Now of course, maybe if Greece was the only nation that suffered, the loan sharks (sorry, banks) would not be pooping their pants all over the EU, but we had a SYSTEMIC failure because the loan sharks had been handing out money hand over fist for several years all over the EU, and never once thinking "hold on, is this new paradigm actually supportable, or is the SYSTEMIC risk now massive?". Well, why should they? Banks only need to turn a profit this year for the bankers to get their fat bonuses - they don't need to make a habit of it. That's where the ECB (and for that matter the BofE) should have stepped in - because they should be taking a long-term view. Strangely the ECB was actually the organisation doing most to put EU lending on steroids (they were actually warned by some economists that it might not be a good idea - but then most economists work for.....BANKS - and banks love unfettered lending).

So basically you have a bunch of loan sharks and a nation with huge gambling debts. I don't have much time for either of them but the Greeks have suffered enough - time for the loan sharks to take some medicine (after all, they can afford it). Germany is just loving that devaluing of the Euro, it's making it so much easier for Siemens to turn a profit. Time for the Germans to pay as they are so keen on EU integration.
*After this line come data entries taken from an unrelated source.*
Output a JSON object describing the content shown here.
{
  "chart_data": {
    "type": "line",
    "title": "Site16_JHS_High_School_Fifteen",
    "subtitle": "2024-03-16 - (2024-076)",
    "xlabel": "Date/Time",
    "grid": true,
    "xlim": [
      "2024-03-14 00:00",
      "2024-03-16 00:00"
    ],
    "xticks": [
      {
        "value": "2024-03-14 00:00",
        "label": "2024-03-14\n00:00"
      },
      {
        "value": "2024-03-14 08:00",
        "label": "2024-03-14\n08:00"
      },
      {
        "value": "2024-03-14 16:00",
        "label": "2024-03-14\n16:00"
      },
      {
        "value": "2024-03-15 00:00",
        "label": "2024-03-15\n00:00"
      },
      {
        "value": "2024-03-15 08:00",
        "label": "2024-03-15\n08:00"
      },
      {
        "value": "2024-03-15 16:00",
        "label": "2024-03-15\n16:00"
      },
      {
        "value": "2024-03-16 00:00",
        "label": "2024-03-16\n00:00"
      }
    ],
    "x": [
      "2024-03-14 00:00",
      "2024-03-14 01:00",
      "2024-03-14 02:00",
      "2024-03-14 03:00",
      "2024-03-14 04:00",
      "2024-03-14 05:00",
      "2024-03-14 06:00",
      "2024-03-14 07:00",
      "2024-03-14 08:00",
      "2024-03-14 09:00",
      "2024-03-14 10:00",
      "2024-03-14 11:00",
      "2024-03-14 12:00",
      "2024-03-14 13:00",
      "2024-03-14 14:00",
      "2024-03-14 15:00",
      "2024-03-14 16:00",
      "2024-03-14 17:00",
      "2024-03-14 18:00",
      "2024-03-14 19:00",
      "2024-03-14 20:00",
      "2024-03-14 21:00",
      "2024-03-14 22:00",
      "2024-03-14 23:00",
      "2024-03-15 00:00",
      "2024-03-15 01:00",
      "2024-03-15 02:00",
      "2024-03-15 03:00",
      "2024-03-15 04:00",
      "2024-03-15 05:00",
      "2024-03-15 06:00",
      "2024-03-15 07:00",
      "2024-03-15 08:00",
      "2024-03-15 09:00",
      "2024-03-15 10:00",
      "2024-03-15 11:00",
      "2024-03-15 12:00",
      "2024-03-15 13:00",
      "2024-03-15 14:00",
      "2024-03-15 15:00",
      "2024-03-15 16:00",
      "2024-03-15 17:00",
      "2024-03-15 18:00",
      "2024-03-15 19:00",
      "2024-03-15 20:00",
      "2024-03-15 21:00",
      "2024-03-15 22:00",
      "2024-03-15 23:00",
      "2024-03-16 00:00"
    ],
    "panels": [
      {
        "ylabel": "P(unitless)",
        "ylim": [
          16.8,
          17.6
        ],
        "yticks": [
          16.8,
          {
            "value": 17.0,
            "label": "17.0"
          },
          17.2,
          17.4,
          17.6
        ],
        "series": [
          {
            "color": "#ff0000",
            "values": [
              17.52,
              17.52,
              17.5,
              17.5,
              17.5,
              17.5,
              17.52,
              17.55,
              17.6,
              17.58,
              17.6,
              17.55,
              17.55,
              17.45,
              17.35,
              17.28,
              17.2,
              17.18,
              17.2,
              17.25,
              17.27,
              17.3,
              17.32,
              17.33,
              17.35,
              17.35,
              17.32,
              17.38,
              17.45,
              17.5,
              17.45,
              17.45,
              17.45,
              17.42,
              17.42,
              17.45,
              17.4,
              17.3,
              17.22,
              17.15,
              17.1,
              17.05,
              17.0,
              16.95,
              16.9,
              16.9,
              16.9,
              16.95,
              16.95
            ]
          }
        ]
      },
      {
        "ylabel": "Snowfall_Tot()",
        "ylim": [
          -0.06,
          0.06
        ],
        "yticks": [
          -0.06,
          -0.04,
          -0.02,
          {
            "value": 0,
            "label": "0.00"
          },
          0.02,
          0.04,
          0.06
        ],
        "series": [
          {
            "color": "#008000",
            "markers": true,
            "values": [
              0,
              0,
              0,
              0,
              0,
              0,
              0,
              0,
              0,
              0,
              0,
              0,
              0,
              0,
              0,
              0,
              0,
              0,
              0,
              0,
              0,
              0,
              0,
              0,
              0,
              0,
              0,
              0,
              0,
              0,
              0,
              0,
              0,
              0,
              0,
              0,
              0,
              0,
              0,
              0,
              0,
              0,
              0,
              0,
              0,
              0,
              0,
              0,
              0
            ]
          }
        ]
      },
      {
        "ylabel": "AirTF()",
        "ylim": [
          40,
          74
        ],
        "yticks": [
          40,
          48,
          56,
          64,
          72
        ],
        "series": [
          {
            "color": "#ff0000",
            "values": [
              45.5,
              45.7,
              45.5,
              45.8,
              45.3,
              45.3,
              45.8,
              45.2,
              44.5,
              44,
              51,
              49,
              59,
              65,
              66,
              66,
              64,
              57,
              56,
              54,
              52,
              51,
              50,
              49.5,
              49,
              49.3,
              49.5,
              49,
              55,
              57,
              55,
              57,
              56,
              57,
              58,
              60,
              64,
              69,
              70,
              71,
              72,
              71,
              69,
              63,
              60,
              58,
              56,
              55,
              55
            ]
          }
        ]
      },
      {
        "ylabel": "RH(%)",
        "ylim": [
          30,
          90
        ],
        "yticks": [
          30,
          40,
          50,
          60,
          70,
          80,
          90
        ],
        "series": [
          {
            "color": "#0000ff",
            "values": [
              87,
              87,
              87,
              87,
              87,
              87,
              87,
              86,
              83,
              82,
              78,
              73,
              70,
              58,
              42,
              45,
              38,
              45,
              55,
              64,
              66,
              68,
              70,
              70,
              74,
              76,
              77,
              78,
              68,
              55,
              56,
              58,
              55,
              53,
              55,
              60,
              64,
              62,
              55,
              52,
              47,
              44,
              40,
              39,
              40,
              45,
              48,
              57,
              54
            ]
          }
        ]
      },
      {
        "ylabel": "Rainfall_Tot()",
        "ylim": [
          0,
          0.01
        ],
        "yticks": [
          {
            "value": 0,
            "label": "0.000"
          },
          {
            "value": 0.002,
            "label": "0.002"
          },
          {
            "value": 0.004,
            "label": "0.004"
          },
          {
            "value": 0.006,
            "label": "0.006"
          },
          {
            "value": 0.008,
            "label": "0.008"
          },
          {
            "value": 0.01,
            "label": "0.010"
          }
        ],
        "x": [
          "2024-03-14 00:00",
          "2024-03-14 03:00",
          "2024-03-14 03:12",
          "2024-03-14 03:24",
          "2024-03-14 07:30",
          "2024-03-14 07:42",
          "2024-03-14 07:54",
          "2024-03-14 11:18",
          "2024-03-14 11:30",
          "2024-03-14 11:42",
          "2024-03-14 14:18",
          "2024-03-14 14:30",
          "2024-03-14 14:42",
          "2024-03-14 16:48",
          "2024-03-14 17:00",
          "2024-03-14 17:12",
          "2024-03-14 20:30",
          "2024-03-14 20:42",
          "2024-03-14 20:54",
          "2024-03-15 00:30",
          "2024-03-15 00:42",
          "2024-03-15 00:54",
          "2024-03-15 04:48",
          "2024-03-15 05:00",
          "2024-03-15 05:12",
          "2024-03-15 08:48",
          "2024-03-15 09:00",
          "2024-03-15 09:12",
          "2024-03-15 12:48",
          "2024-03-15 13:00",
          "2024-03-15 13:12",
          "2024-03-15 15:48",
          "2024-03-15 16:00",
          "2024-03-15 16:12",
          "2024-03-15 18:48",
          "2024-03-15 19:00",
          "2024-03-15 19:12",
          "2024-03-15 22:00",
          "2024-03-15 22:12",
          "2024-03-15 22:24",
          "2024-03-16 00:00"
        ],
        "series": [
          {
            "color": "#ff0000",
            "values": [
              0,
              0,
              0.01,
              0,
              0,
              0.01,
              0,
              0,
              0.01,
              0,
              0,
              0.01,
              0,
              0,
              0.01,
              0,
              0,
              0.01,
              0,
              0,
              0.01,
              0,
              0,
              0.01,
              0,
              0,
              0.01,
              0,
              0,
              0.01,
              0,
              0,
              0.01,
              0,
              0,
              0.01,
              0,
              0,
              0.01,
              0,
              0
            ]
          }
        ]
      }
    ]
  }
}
Being in the EU has benefited the Germans immensely. Time for them to help out their fellow countrymen in Greece (well, the EU is supposed to be just one big country isn't it?) instead of disparaging the Greek national character (if the Germans thought so little of the Greeks before Maastricht, why the hell did they let them in the EZ?). Time for the ECB to take control, instead of being controlled by the Germans, and time for the Germans to submit to the EU yoke - yes, I mean the GERMANS have to be brought under control (again) in Europe instead of being given free reign to run around screwing everybody else (like they usually do).

Phil said...

The EU really needs to stop listening to German propaganda. The Germans aren't rich because they are super efficient and highly skilled. If that were in any way true Siemens would be highly profitable and not a massive evil capitalist corporation hell bent on buying up its competitors all over the world. No, the Germans are rich because they are a bunch of conniving, sneaky, thieving, underhand c*nts with a global domination obsession that would happily sink the whole of Europe if it meant they were better off by a fiver. They are every bit as bad as the worst of the Greeks. They need to be brought under control because not one of them has believed in basic human morals since the time of Niestche. Alternatively we could just nuke them, because frankly they don't deserve yet another chance.

andrew said...


Phil,

What do you think of the French?

Budgie said...

Come on Phil, don't be coy, say what you really mean about the Germans.

But you are right about the benefits Germany enjoys by being in the low value euro - essentially it is mercantilism, together with their blinkered political clout fortuitously due to their economy's size.